On the morning of the extended deadline – which cost the taxpayer an extra £6 million – the return rate had crept up to 86 per cent: still far short of the 94 per cent target. Nicola Sturgeon had admitted that the results could be ‘unreliable’ whilst academics went further warning the data could be ‘useless’. Meanwhile, Angus Robertson, the minister in charge, jetted off to Brussels.
Robertson had previously claimed that media coverage of the census had inadvertently ‘undermined’ the census project whilst some SNP commentators suggested unionists were boycotting it to embarrass the government. The opposite was in fact true. As the below graph shows at the point of the census deadline, the higher the Yes vote in 2014 the lower the census return rate. At that point Glasgow had the lowest census return rate with a fifth of Glaswegians failing to respond. Dundee, the city that had the strongest Yes vote had the third worst return rate.

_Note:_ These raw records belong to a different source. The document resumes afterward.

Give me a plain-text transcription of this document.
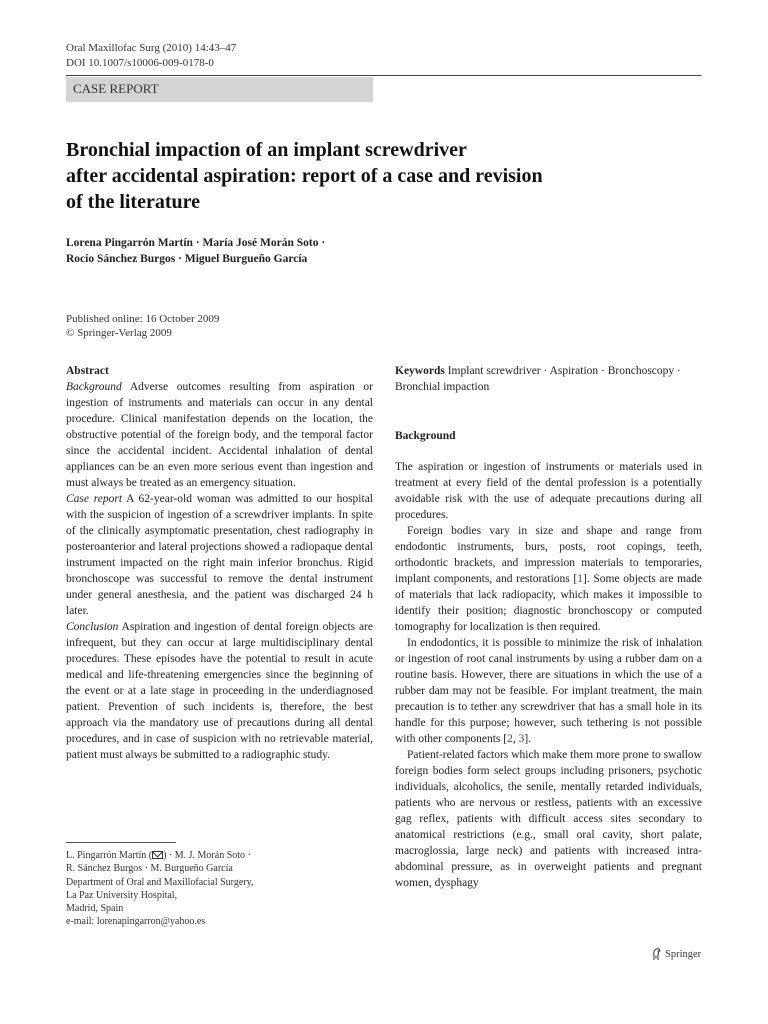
Oral Maxillofac Surg (2010) 14:43–47
DOI 10.1007/s10006-009-0178-0
CASE REPORT
Bronchial impaction of an implant screwdriver
after accidental aspiration: report of a case and revision
of the literature
Lorena Pingarrón Martín · María José Morán Soto ·
Rocío Sánchez Burgos · Miguel Burgueño García
Published online: 16 October 2009
© Springer-Verlag 2009
Abstract

Background Adverse outcomes resulting from aspiration or ingestion of instruments and materials can occur in any dental procedure. Clinical manifestation depends on the location, the obstructive potential of the foreign body, and the temporal factor since the accidental incident. Accidental inhalation of dental appliances can be an even more serious event than ingestion and must always be treated as an emergency situation.

Case report A 62-year-old woman was admitted to our hospital with the suspicion of ingestion of a screwdriver implants. In spite of the clinically asymptomatic presentation, chest radiography in posteroanterior and lateral projections showed a radiopaque dental instrument impacted on the right main inferior bronchus. Rigid bronchoscope was successful to remove the dental instrument under general anesthesia, and the patient was discharged 24 h later.

Conclusion Aspiration and ingestion of dental foreign objects are infrequent, but they can occur at large multidisciplinary dental procedures. These episodes have the potential to result in acute medical and life-threatening emergencies since the beginning of the event or at a late stage in proceeding in the underdiagnosed patient. Prevention of such incidents is, therefore, the best approach via the mandatory use of precautions during all dental procedures, and in case of suspicion with no retrievable material, patient must always be submitted to a radiographic study.

L. Pingarrón Martín ( ) · M. J. Morán Soto ·
R. Sánchez Burgos · M. Burgueño García
Department of Oral and Maxillofacial Surgery,
La Paz University Hospital,
Madrid, Spain
e-mail: lorenapingarron@yahoo.es

Keywords Implant screwdriver · Aspiration · Bronchoscopy · Bronchial impaction

Background

The aspiration or ingestion of instruments or materials used in treatment at every field of the dental profession is a potentially avoidable risk with the use of adequate precautions during all procedures.

Foreign bodies vary in size and shape and range from endodontic instruments, burs, posts, root copings, teeth, orthodontic brackets, and impression materials to temporaries, implant components, and restorations [1]. Some objects are made of materials that lack radiopacity, which makes it impossible to identify their position; diagnostic bronchoscopy or computed tomography for localization is then required.

In endodontics, it is possible to minimize the risk of inhalation or ingestion of root canal instruments by using a rubber dam on a routine basis. However, there are situations in which the use of a rubber dam may not be feasible. For implant treatment, the main precaution is to tether any screwdriver that has a small hole in its handle for this purpose; however, such tethering is not possible with other components [2, 3].

Patient-related factors which make them more prone to swallow foreign bodies form select groups including prisoners, psychotic individuals, alcoholics, the senile, mentally retarded individuals, patients who are nervous or restless, patients with an excessive gag reflex, patients with difficult access sites secondary to anatomical restrictions (e.g., small oral cavity, short palate, macroglossia, large neck) and patients with increased intra-abdominal pressure, as in overweight patients and pregnant women, dysphagy

Springer
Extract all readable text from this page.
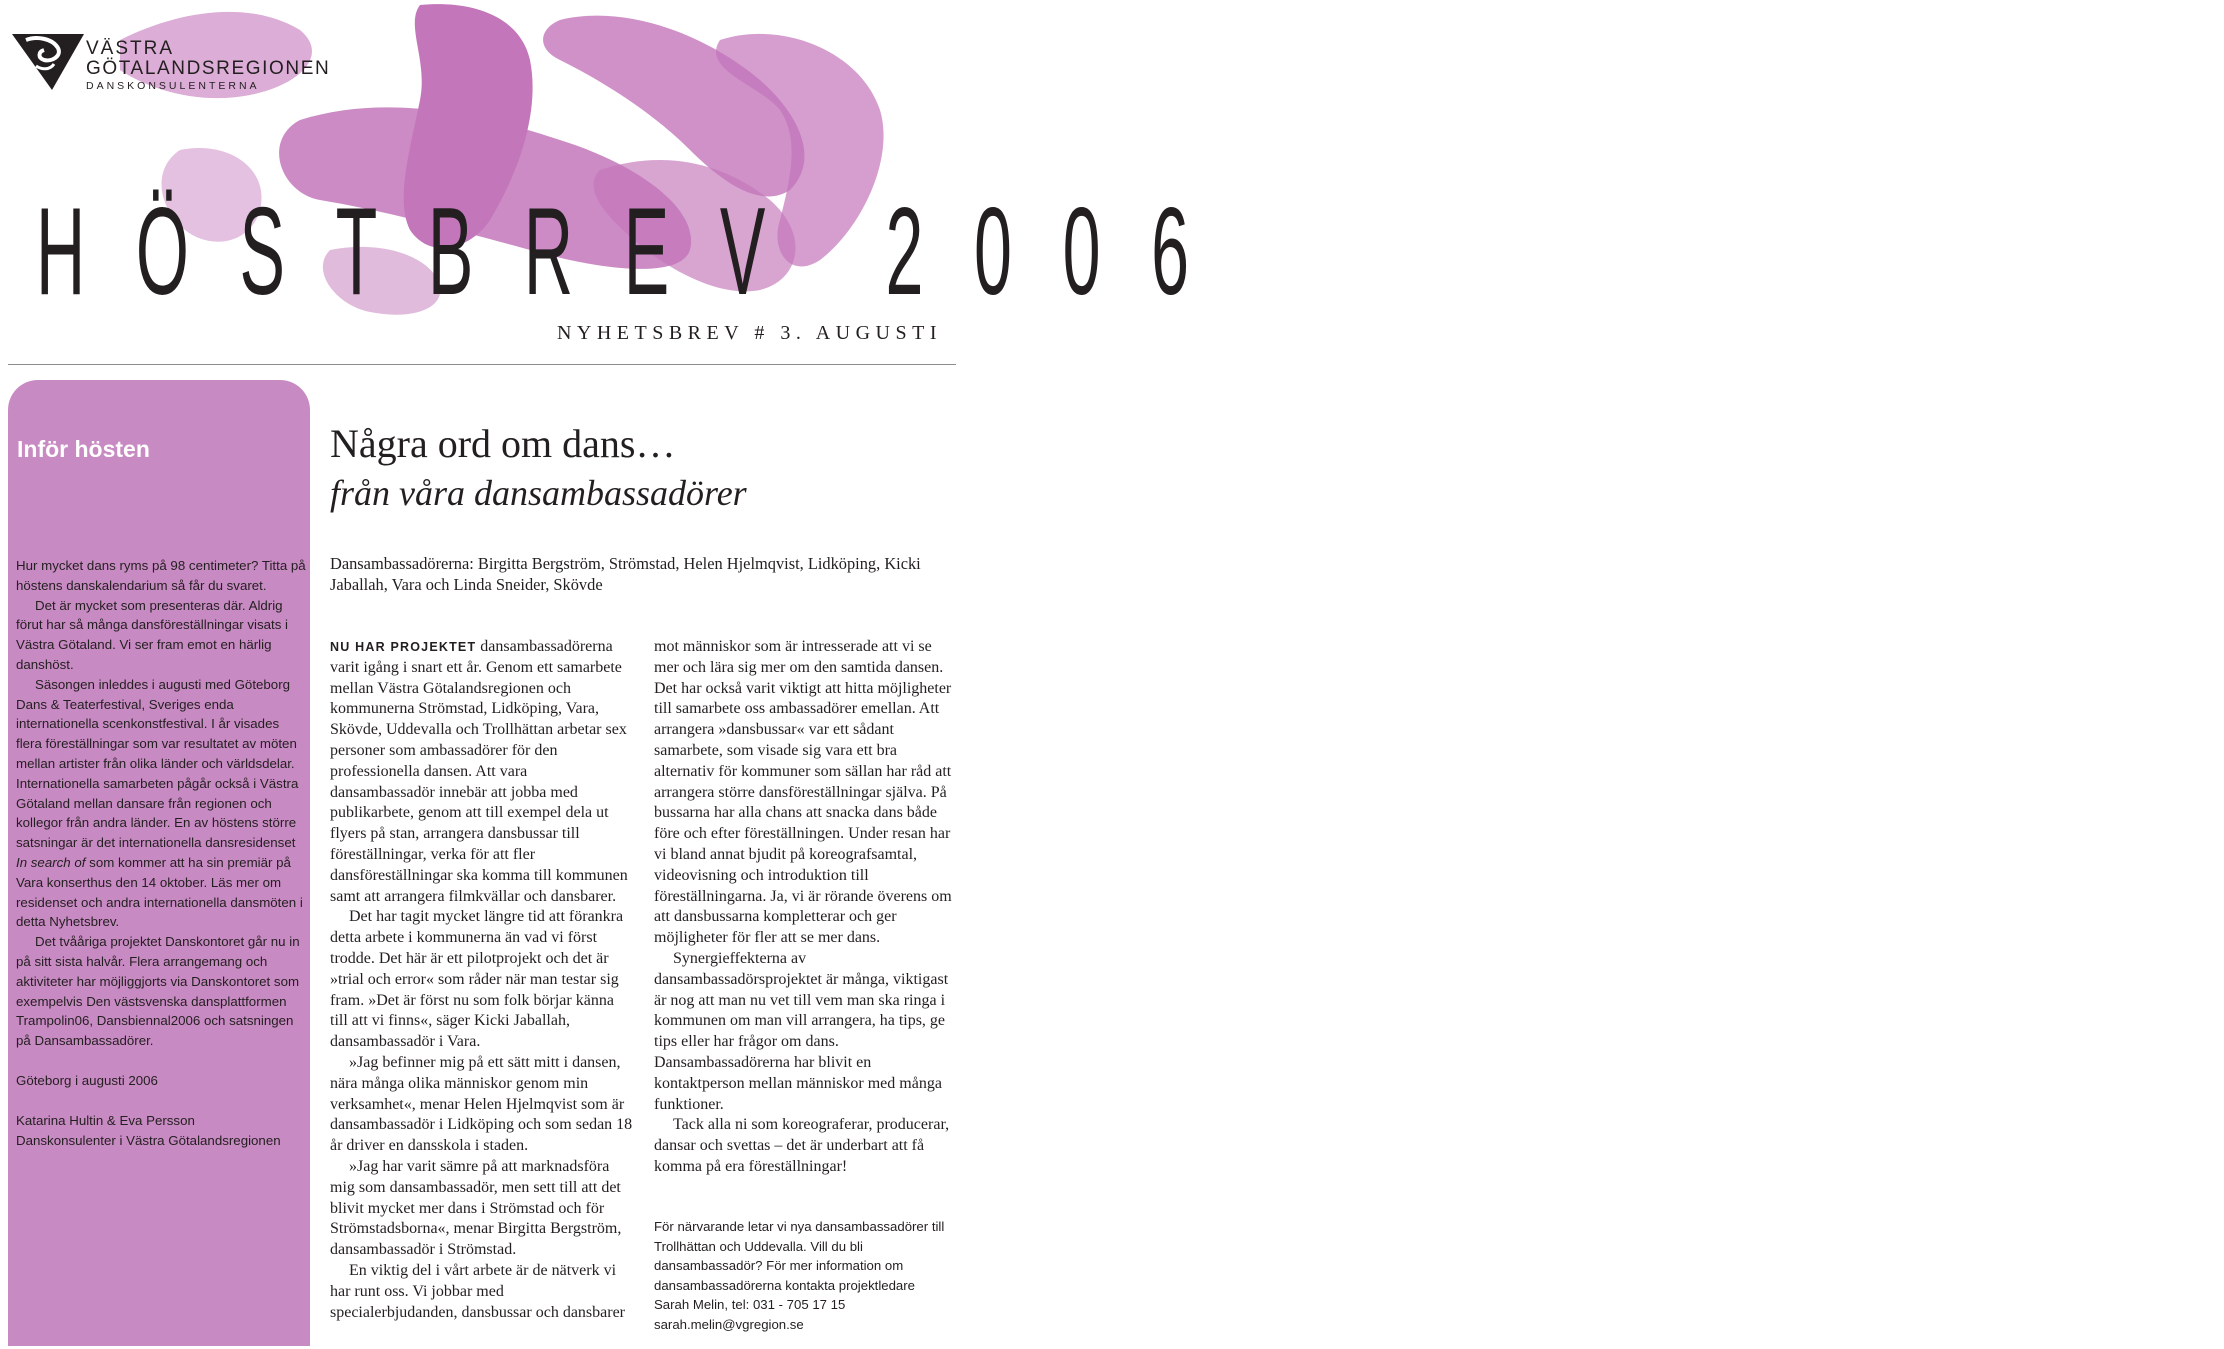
VÄSTRA
GÖTALANDSREGIONEN
DANSKONSULENTERNA
HÖSTBREV 2006
NYHETSBREV # 3. AUGUSTI
Inför hösten

Hur mycket dans ryms på 98 centimeter? Titta på höstens danskalendarium så får du svaret.

Det är mycket som presenteras där. Aldrig förut har så många dansföreställningar visats i Västra Götaland. Vi ser fram emot en härlig danshöst.

Säsongen inleddes i augusti med Göteborg Dans & Teaterfestival, Sveriges enda internationella scenkonstfestival. I år visades flera föreställningar som var resultatet av möten mellan artister från olika länder och världsdelar. Internationella samarbeten pågår också i Västra Götaland mellan dansare från regionen och kollegor från andra länder. En av höstens större satsningar är det internationella dansresidenset In search of som kommer att ha sin premiär på Vara konserthus den 14 oktober. Läs mer om residenset och andra internationella dansmöten i detta Nyhetsbrev.

Det tvååriga projektet Danskontoret går nu in på sitt sista halvår. Flera arrangemang och aktiviteter har möjliggjorts via Danskontoret som exempelvis Den västsvenska dansplattformen Trampolin06, Dansbiennal2006 och satsningen på Dansambassadörer.

Göteborg i augusti 2006

Katarina Hultin & Eva Persson

Danskonsulenter i Västra Götalandsregionen

Några ord om dans…
från våra dansambassadörer
Dansambassadörerna: Birgitta Bergström, Strömstad, Helen Hjelmqvist, Lidköping, Kicki Jaballah, Vara och Linda Sneider, Skövde

NU HAR PROJEKTET dansambassadörerna varit igång i snart ett år. Genom ett samarbete mellan Västra Götalandsregionen och kommunerna Strömstad, Lidköping, Vara, Skövde, Uddevalla och Trollhättan arbetar sex personer som ambassadörer för den professionella dansen. Att vara dansambassadör innebär att jobba med publikarbete, genom att till exempel dela ut flyers på stan, arrangera dansbussar till föreställningar, verka för att fler dansföreställningar ska komma till kommunen samt att arrangera filmkvällar och dansbarer.

Det har tagit mycket längre tid att förankra detta arbete i kommunerna än vad vi först trodde. Det här är ett pilotprojekt och det är »trial och error« som råder när man testar sig fram. »Det är först nu som folk börjar känna till att vi finns«, säger Kicki Jaballah, dansambassadör i Vara.

»Jag befinner mig på ett sätt mitt i dansen, nära många olika människor genom min verksamhet«, menar Helen Hjelmqvist som är dansambassadör i Lidköping och som sedan 18 år driver en dansskola i staden.

»Jag har varit sämre på att marknadsföra mig som dansambassadör, men sett till att det blivit mycket mer dans i Strömstad och för Strömstadsborna«, menar Birgitta Bergström, dansambassadör i Strömstad.

En viktig del i vårt arbete är de nätverk vi har runt oss. Vi jobbar med specialerbjudanden, dansbussar och dansbarer

mot människor som är intresserade att vi se mer och lära sig mer om den samtida dansen. Det har också varit viktigt att hitta möjligheter till samarbete oss ambassadörer emellan. Att arrangera »dansbussar« var ett sådant samarbete, som visade sig vara ett bra alternativ för kommuner som sällan har råd att arrangera större dansföreställningar själva. På bussarna har alla chans att snacka dans både före och efter föreställningen. Under resan har vi bland annat bjudit på koreografsamtal, videovisning och introduktion till föreställningarna. Ja, vi är rörande överens om att dansbussarna kompletterar och ger möjligheter för fler att se mer dans.

Synergieffekterna av dansambassadörsprojektet är många, viktigast är nog att man nu vet till vem man ska ringa i kommunen om man vill arrangera, ha tips, ge tips eller har frågor om dans. Dansambassadörerna har blivit en kontaktperson mellan människor med många funktioner.

Tack alla ni som koreograferar, producerar, dansar och svettas – det är underbart att få komma på era föreställningar!

För närvarande letar vi nya dansambassadörer till Trollhättan och Uddevalla. Vill du bli dansambassadör? För mer information om dansambassadörerna kontakta projektledare

Sarah Melin, tel: 031 - 705 17 15

sarah.melin@vgregion.se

But of course, what this data showed was not that there had been any boycott to any meaningful extent, but that deprivation made an online census challenging. Access to internet is poorer in some areas than others, meaning that door-knocking headcounts was always going to be crucial. According to Audit Scotland though, one of the main reasons for delaying the census a year – and losing out on the UK marketing campaign – was because the estimated 3,500 strong field staff required wouldn’t be able to work during Covid. This was half the number required in 2021. In the end, only 1,250 were recruited.

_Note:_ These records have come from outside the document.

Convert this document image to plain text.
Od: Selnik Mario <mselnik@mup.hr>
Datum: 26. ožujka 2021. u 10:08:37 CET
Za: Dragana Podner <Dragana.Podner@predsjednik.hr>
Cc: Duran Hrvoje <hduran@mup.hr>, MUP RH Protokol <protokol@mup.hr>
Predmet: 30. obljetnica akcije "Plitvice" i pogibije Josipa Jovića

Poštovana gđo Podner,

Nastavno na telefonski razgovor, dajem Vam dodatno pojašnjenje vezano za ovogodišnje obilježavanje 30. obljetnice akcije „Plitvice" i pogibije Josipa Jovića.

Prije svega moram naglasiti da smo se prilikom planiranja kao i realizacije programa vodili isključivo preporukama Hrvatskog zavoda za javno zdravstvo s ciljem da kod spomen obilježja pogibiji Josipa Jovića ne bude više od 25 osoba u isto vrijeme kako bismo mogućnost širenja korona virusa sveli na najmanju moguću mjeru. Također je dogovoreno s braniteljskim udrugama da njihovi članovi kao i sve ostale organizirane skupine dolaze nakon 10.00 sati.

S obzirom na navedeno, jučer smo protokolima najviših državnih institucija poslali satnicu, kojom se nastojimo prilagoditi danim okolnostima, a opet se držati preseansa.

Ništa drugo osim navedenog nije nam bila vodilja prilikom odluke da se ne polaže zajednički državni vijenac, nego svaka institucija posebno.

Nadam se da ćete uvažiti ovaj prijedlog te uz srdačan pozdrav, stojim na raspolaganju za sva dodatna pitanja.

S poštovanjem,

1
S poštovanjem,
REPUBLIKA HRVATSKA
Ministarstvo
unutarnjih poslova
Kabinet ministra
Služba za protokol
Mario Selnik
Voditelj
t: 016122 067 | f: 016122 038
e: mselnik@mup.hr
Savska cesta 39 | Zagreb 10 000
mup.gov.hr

Perhaps the real reason for the delay and lack of door-knockers was about image. Sturgeon presided over the strictest lockdown controls anywhere in Britain. Census collectors would not have been able to move between local authorities. Despite all this, Scotland’s Covid record was no better than England’s.
Considering those mistakes, it suited the SNP government under Nicola Sturgeon and now Humza Yousaf to point to the notional independence of NRS. Anything wrong was therefore down to independent civil servants. But on the inside there was clearly lots more political involvement. In the early stages of the pandemic for example, before I left to become a journalist, I remember a meeting where it was announced a statistician was to be taken off duty one-day a week to produce a Scotland-England Covid comparison that Sturgeon could use in her daily TV briefings. Those briefings proved crucial to the SNP’s re-election in 2021 and caused great anger in the First Minister’s office when the BBC eventually bumped them for Bargain Hunt.
In the end, extensions and imputed data had to be used resulting in the census operation costing nearly twice as much per head of the population (if we really know how many people that is) as it did in England and Wales. The census outputs narrowly achieved National Statistics status – the gold stamp for official stats but doubt remains over the quality of guesswork data.
Some regard the transgender prisoner Isla Bryson being placed in a women’s prison as the moment that led to Nicola Sturgeon’s downfall. But the botched census was the beginning. It’s hard to govern a country if you’re not sure who’s in it, what they do and how they live. If more than 10 per cent of the population has been computer-modelled from other sources, i.e guessed, then how reliable will Scotland’s data be? The SNP have gotten away with scandals and policy failures that would have brought down most Westminster governments. But their inability to produce an accurate count of the country they govern was the moment that the electorate woke up to the government’s woeful record on delivery.